The decision has the potential to impact and affect credibility assessments not only for victims of violent crime (as the Court concluded Mr. Miller was) but also any racialized accused person alleged to have committed a crime who testifies. [Footnote omitted.]
[26] The applicant claims that the use of social context in assessing credibility and determining an appropriate sentence is an issue of public importance that transcends the circumstances of this case, given that this was not a racially motivated crime. As such, there is a reasonable chance the applicant will be granted leave to appeal to the Supreme Court on this issue.
[27] I disagree.
[28] This court’s assertion that “it is incumbent on trial judges to consider relevant social context, such as systemic racism, when making credibility assessments” has been addressed by the Supreme Court in R. v. Le, 2019 SCC 34, [2019] 2 S.C.R. 692. The issue is not a new one.

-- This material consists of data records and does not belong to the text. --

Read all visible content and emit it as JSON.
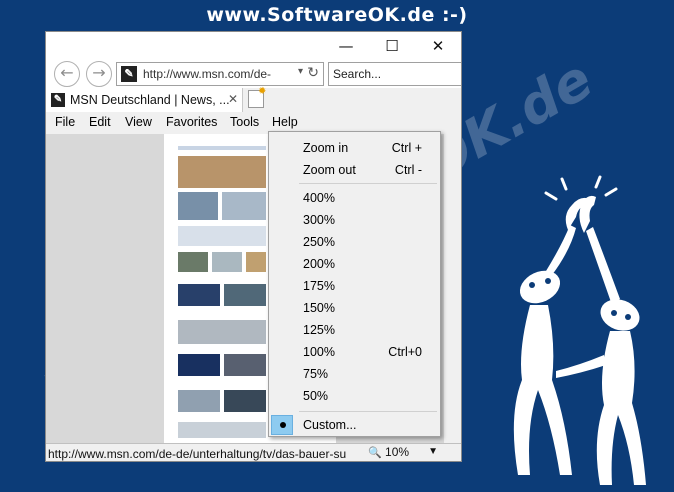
{
  "banner": "www.SoftwareOK.de :-)",
  "watermark": "www.SoftwareOK.de",
  "window": {
    "controls": {
      "minimize": "—",
      "maximize": "☐",
      "close": "✕"
    },
    "nav": {
      "back_glyph": "←",
      "forward_glyph": "→",
      "address": "http://www.msn.com/de-",
      "dropdown_glyph": "▾",
      "refresh_glyph": "↻",
      "search_placeholder": "Search..."
    },
    "tab": {
      "title": "MSN Deutschland | News, ...",
      "close_glyph": "✕"
    },
    "menubar": [
      "File",
      "Edit",
      "View",
      "Favorites",
      "Tools",
      "Help"
    ],
    "status": {
      "url": "http://www.msn.com/de-de/unterhaltung/tv/das-bauer-su",
      "zoom": "10%",
      "zoom_icon": "magnifier-icon"
    }
  },
  "zoom_menu": {
    "zoom_in": {
      "label": "Zoom in",
      "shortcut": "Ctrl +"
    },
    "zoom_out": {
      "label": "Zoom out",
      "shortcut": "Ctrl -"
    },
    "levels": [
      {
        "label": "400%",
        "shortcut": ""
      },
      {
        "label": "300%",
        "shortcut": ""
      },
      {
        "label": "250%",
        "shortcut": ""
      },
      {
        "label": "200%",
        "shortcut": ""
      },
      {
        "label": "175%",
        "shortcut": ""
      },
      {
        "label": "150%",
        "shortcut": ""
      },
      {
        "label": "125%",
        "shortcut": ""
      },
      {
        "label": "100%",
        "shortcut": "Ctrl+0"
      },
      {
        "label": "75%",
        "shortcut": ""
      },
      {
        "label": "50%",
        "shortcut": ""
      }
    ],
    "custom": {
      "label": "Custom...",
      "checked": true
    }
  },
  "colors": {
    "background": "#0c3c78",
    "check_highlight": "#8ecbf0"
  }
}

[29] In Le, at para. 89, the court held that:
[I]nformation about race and policing plays a crucial role and may also inform many issues, including fact finding, credibility assessments, determining what evidence is accepted as persuasive….
[30] Triers of fact are routinely instructed to consider whether there is any explanation for evidence proffered and whether it makes sense. The standard jury instructions state that, in addition to factors such as honesty and a witness’ interest in the case, “other case-specific factors” may be added.
[31] The trial judge considered social context but he did not invoke social context to accept the complainant’s evidence and excuse any inconsistences because the complainant was Black; he rejected significant aspects of the complainant’s version of events and only relied on those aspects that were confirmed by independent evidence.
[32] As noted by this court, the trial judge found that the complainant’s evidence as to what happened during the assault was independently supported by several pieces of evidence, including a scrape on the glass of the front door, the complainant’s blood on the end of the pipe, and the applicant’s admission that he brandished the pipe.
[33] The statement from this court was that “it is incumbent on trial judges to consider relevant social context” (emphasis added) when making credibility assessments. This does not mean that credibility indicators need to be abandoned, but merely reflects the existing obligation on triers of fact to consider all relevant factors that may affect the credibility and/or reliability of a witness’ testimony. This statement is entirely consistent with the earlier statement of the Supreme Court in Le, set out above, that social context “plays a crucial role and may also inform many issues, including fact finding, credibility assessments, [and] determining what evidence is accepted as persuasive”.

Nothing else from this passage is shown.